NFE2L2 mutations were predicted to correlate with FECH expression upregulation in five types of cancer: BLCA, HNSC, LUAD, LUSC and UCEC. Each dot in the scatterplots represents the expression of NFE2L2 and FECH in a patient. A blue cross ‘ × ' means the patient does not have NFE2L2 mutations. Other types of symbols represent different kinds of mutations (Hlamp, copy number amplifications). The filled colours encode the estimated mutation probability P(F) from trans-analysis (both FECH expression and the expression of other NFE2L2 interaction partners determine P(F)). HNSC, head and neck squamous cell carcinoma; LUAD, lung adenocarcinoma.

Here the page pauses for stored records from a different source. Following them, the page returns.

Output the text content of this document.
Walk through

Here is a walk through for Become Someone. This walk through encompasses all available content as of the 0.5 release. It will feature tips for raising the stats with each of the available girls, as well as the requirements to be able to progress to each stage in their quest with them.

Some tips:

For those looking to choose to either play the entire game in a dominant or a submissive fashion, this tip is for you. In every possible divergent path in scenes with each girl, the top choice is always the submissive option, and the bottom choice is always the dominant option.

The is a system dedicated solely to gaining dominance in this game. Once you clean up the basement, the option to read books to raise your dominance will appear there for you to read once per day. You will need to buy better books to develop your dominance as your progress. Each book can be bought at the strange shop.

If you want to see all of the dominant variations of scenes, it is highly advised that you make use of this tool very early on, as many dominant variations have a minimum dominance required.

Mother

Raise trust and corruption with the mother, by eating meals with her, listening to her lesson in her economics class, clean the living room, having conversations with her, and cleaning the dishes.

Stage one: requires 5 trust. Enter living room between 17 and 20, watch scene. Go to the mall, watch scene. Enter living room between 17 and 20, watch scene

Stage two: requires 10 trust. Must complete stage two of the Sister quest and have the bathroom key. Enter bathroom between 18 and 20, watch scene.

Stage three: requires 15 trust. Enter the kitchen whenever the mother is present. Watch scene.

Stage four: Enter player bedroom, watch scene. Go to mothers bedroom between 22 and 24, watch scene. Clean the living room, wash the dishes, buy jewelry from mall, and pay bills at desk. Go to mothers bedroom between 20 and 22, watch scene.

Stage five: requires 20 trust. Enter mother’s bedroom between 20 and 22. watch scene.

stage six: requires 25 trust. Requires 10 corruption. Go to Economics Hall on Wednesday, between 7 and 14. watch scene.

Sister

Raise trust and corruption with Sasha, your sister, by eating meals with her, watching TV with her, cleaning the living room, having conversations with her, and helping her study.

Figure 6Patients harbouring the same gene mutations but with variations in trans-associated gene expression.
(a) In UCEC, CTNNB1 mutations correlated with the upregulation of a set of genes, and downregulation of another set of genes. The most extreme upregulated genes included BMP4 (in TGF-β signalling pathway), NKD1, AXIN2, DKK4 and KREMEN1 (in Wnt signalling pathway). The downregulated genes included Wnt signalling pathway gene FZD5. Here red colour in the heatmap represents gene upregulation and blue colour represents gene downregulation. (b) The smallest unimodality dip-test P values of P(F) of the 127 significantly mutated genes across tumour types. (c) The mutation sites, mutation types and P(F) (filled colours) of CTNNB1 mutations (d) and RB1 mutations in UCEC. MSI, microsatellite instability; MSS microsatellite stable; MSI-H, MSI-high; MSI-L, MSI-low; TGF-β, transforming growth factor-beta.